At an event in Philadelphia promoting Donald Trump and the Republican Party on Tuesday, Representative Byron Donalds of Florida made the eyebrow-raising assertion that Black families were stronger, and Black people more conservative, under the Jim Crow regimes of the former Confederate states.

“You see, during Jim Crow, the Black family was together,” Donalds said. “During Jim Crow, more Black people were not just conservative — because Black people have always been conservative-minded — but more Black people voted conservatively.”

When met with pushback from Representative Hakeem Jeffries, the House minority leader, Donalds responded with a video posted on X, in which he said that “you had more Black families under Jim Crow” and that it was “Democrat policies … under the welfare state that did help to destroy the Black family.”
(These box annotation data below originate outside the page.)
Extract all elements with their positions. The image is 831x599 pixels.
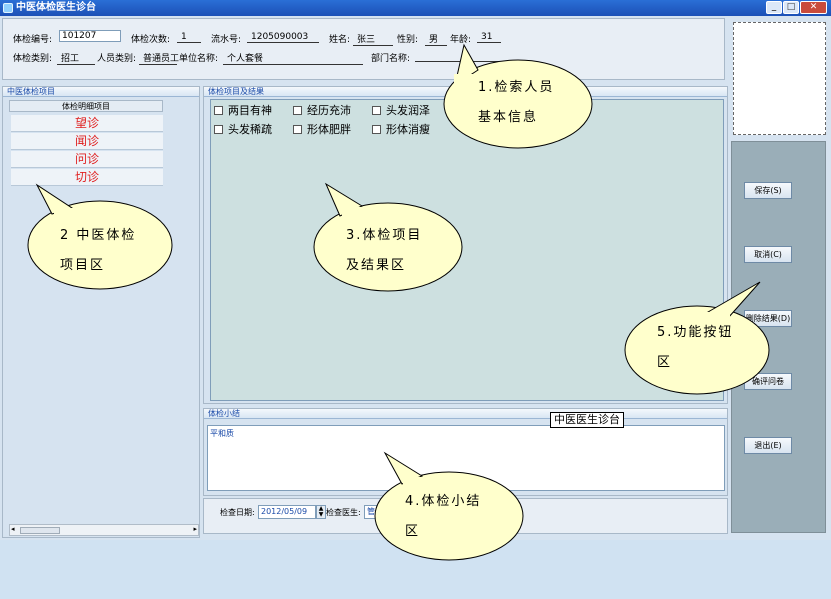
person-type-label: 人员类别:: [97, 54, 137, 64]
exam-no-label: 体检编号:: [13, 35, 53, 45]
tcm-items-header: 中医体检项目: [3, 87, 199, 97]
date-spinner[interactable]: ▲ ▼: [316, 505, 326, 519]
checkbox-glossy-hair[interactable]: 头发润泽: [372, 102, 430, 118]
callout-1-text: 1.检索人员 基本信息: [478, 80, 555, 125]
checkbox-icon[interactable]: [372, 106, 381, 115]
detail-list-header: 体检明细项目: [9, 100, 163, 112]
window-title: 中医体检医生诊台: [16, 2, 96, 13]
list-item-listening[interactable]: 闻诊: [11, 133, 163, 150]
exam-type-label: 体检类别:: [13, 54, 53, 64]
summary-header: 体检小结: [204, 409, 727, 419]
scroll-right-icon[interactable]: ▸: [193, 525, 197, 533]
callout-4-text: 4.体检小结 区: [405, 494, 482, 539]
exam-date-input[interactable]: 2012/05/09: [258, 505, 316, 519]
exam-summary-panel: 体检小结 平和质: [203, 408, 728, 496]
exam-count-label: 体检次数:: [131, 35, 171, 45]
items-results-area: 两目有神 经历充沛 头发润泽 头发稀疏 形体肥胖 形体消瘦: [210, 99, 724, 401]
title-bar: 中医体检医生诊台 _ □ ✕: [0, 0, 831, 16]
exam-type-value: 招工: [57, 51, 95, 65]
age-label: 年龄:: [450, 35, 472, 45]
name-value: 张三: [353, 32, 393, 46]
checkbox-icon[interactable]: [372, 125, 381, 134]
save-button[interactable]: 保存(S): [744, 182, 792, 199]
checkbox-thin-hair[interactable]: 头发稀疏: [214, 121, 272, 137]
unit-value: 个人套餐: [223, 51, 363, 65]
gender-label: 性别:: [397, 35, 419, 45]
unit-label: 单位名称:: [179, 54, 219, 64]
name-label: 姓名:: [329, 35, 351, 45]
callout-5-text: 5.功能按钮 区: [657, 325, 734, 370]
exam-items-results-panel: 体检项目及结果 两目有神 经历充沛 头发润泽 头发稀疏 形体肥胖 形体消瘦: [203, 86, 728, 404]
list-item-inquiry[interactable]: 问诊: [11, 151, 163, 168]
callout-3-text: 3.体检项目 及结果区: [346, 228, 423, 273]
checkbox-emaciated[interactable]: 形体消瘦: [372, 121, 430, 137]
gender-value: 男: [425, 32, 447, 46]
checkbox-icon[interactable]: [293, 106, 302, 115]
delete-result-button[interactable]: 删除结果(D): [744, 310, 792, 327]
person-type-value: 普通员工: [139, 51, 179, 65]
checkbox-icon[interactable]: [214, 106, 223, 115]
minimize-button[interactable]: _: [766, 1, 782, 14]
scroll-thumb[interactable]: [20, 527, 60, 534]
dept-value: [415, 51, 515, 62]
horizontal-scrollbar[interactable]: ◂ ▸: [9, 524, 199, 536]
close-button[interactable]: ✕: [800, 1, 827, 14]
maximize-button[interactable]: □: [783, 1, 799, 14]
summary-textarea[interactable]: 平和质: [207, 425, 725, 491]
exam-count-value: 1: [177, 32, 201, 43]
checkbox-icon[interactable]: [214, 125, 223, 134]
callout-2-text: 2 中医体检 项目区: [60, 228, 137, 273]
review-questionnaire-button[interactable]: 确评问卷: [744, 373, 792, 390]
list-item-palpation[interactable]: 切诊: [11, 169, 163, 186]
exit-button[interactable]: 退出(E): [744, 437, 792, 454]
checkbox-obese[interactable]: 形体肥胖: [293, 121, 351, 137]
cancel-button[interactable]: 取消(C): [744, 246, 792, 263]
exam-doctor-label: 检查医生:: [326, 508, 361, 517]
function-button-panel: 保存(S) 取消(C) 删除结果(D) 确评问卷 退出(E): [731, 141, 826, 533]
scroll-left-icon[interactable]: ◂: [11, 525, 15, 533]
checkbox-icon[interactable]: [293, 125, 302, 134]
app-icon: [3, 3, 13, 13]
serial-label: 流水号:: [211, 35, 242, 45]
serial-value: 1205090003: [247, 32, 319, 43]
photo-frame: [733, 22, 826, 135]
patient-info-panel: 体检编号: 101207 体检次数: 1 流水号: 1205090003 姓名:…: [2, 18, 725, 80]
tooltip: 中医医生诊台: [550, 412, 624, 428]
exam-date-label: 检查日期:: [220, 508, 255, 517]
status-area: [0, 540, 831, 599]
items-results-header: 体检项目及结果: [204, 87, 727, 97]
tcm-items-panel: 中医体检项目 体检明细项目 望诊 闻诊 问诊 切诊 ◂ ▸: [2, 86, 200, 538]
list-item-inspection[interactable]: 望诊: [11, 115, 163, 132]
checkbox-bright-eyes[interactable]: 两目有神: [214, 102, 272, 118]
checkbox-energetic[interactable]: 经历充沛: [293, 102, 351, 118]
exam-no-input[interactable]: 101207: [59, 30, 121, 42]
dept-label: 部门名称:: [371, 54, 411, 64]
age-value: 31: [477, 32, 501, 43]
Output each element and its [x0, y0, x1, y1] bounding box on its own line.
Donalds, who is as much a provocateur as he is a lawmaker, is almost word-for-word parroting the arguments of the prolific conservative commentator Thomas Sowell, who made this critique of the federal social safety net the cornerstone of his commentary on the status and prospects of Black Americans in the 1980s and ’90s. “The Black family survived centuries of slavery and generations of Jim Crow, but it has disintegrated in the wake of liberals’ expansion of the welfare state,” Sowell wrote.

Now, there have always been a few problems with this assessment, beginning with the underlying assumption that the relative economic success of white Americans is due primarily to stable family structure and not the result of broad and largely unrestricted access to education, economic opportunity and public goods as well as full political representation and the protection of the law.

But the single most important problem is that to the extent that we can speak of these things as singular entities, neither the Black family nor the Black community was all that strong or intact under either slavery or Jim Crow, nor were there — in Donalds’s formulation — more Black families.